NEWS

Two suspects in custody for Chicago gang hit on 9-year-old Tyshawn Lee

Aamer Madhani
USA TODAY

CHICAGO— A 27-year-old gang member faces a murder charge for the brutal execution of a 9-year-old boy who was lured into an alley and shot earlier this month in a retaliation killing, police said Friday.

Police announced on Friday the arrest of Corey Morgan, 27, for the brutal murder of 9-year-old Tyshawn Lee.

Chicago Police Superintendent Gary McCarthy identified the suspect as Corey Morgan, of Lansing, Ill., who was charged with first-degree murder. McCarthy said that Morgan had at least two other accomplices. Police declined to detail the exact role they believe Morgan and his accomplices played in the killing.

Police are hunting for a second man, whom McCarthy identified as Kevin Edwards. Investigators believe one other person played a role in the shooting. That person is in police custody on an unrelated charge. Police have yet to identify that suspect.

McCarthy said they believe the suspects targeted  Tyshawn because of his father's gang ties.

"It was act of barbarism, the assassination of a 9-year-old child as a gang retaliation to get back at his father," McCarthy said.

The father, Pierre Stokes, previously told reporters he is not in a gang and does not believe his son's killing was retaliation. Stokes is on probation for a 2011 armed robbery conviction. He was arrested and charged in June 2014 with unlawful use of a weapon, but has pleaded not guilty to that charge.

"All three (suspects) are in the same gang," McCarthy told reporters. "I can tell you this: They are going to be obliterated. That gang just signed its own death warrant."

McCarthy added that he is going to assign police resources to insure that "neither one of those gangs can raise their heads again."

Chicago Police Department say they are are looking for Kevin Edwards, who they say was involved in the Nov. 2 murder of 9-year-old Tyshawn Lee.
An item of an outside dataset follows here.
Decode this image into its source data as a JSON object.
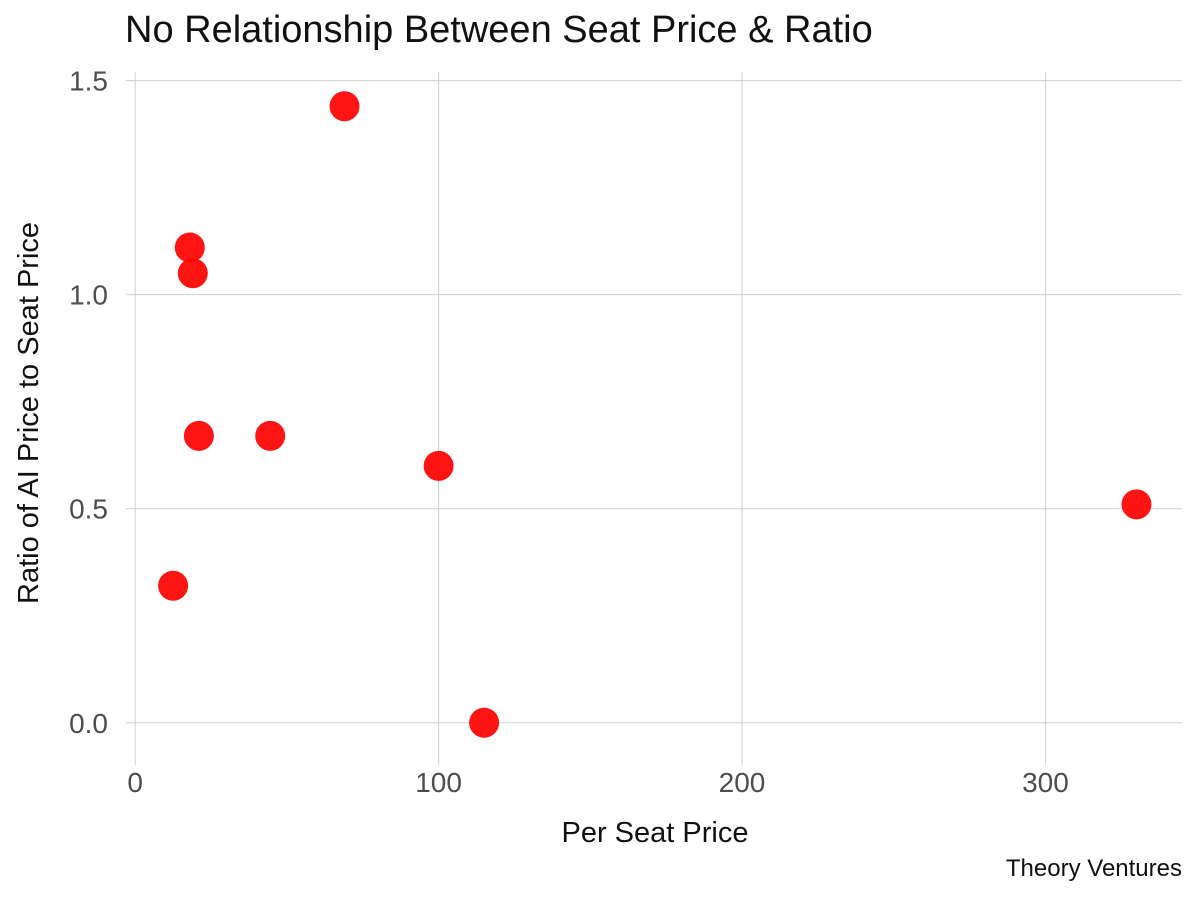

Police say Tyshawn was targeted because of his father's gang affiliation.

Prosecutors described the Nov. 2 killing as part of a string of violence between factions of rival gangs, the Gangster Disciples and Black P Stones, on the city's South Side that began in August and has left at least two other people dead, in addition to several non-fatal shootings.

Cook County Prosecutor George Canellis said during Morgan's bond hearing on Friday afternoon that the alleged gang member was retaliating after his brother was killed and mother wound in a shooting  weeks earlier.

“After that day, [Morgan] and two others went out daily armed with guns looking to retaliate,” Canellis said, the Chicago Sun-Times reports. Morgan’s attorney Jonathan Brayman said his client denied being involved in Tyshawn’s murder.

Judge Peggy Chiampas called Morgan a "predator stalking his prey" and ordered him held without bail.

“There is nothing this court can do to save grandmas,” Judge Peggy Chiampas said. “You are a danger not only to your self, to your community."

At his funeral, Tyshawn was recalled as a little boy who loved basketball, school and playing video games with his cousins. Police found the basketball that Tyshawn was known to carry with him everywhere he went near his body.McCarthy said investigators believe the boy was playing basketball at a nearby park when he was lured into the alley and killed.

McCarthy said Morgan and his lawyer met with police two days after Tyshawn's killing, but did not make a statement. He was arrested two weeks later in the Chicago suburbs on an unrelated weapons violation. Bond was set at $1 million, but Morgan was released after posting $100,000.

McCarthy said they believe that Edwards, the wanted suspect, was still in the area and urged the man to turn himself in.

"We are going to catch you, we're definitely going to catch him," McCarthy. "And quite frankly, in a heinous crime like this, he's probably better off if we catch him than somebody else."

Police and local activists offered reward money for information that would lead to the suspects' arrests. McCarthy said that police received plenty of community help in developing leads, but ultimately the reward money did not come into play.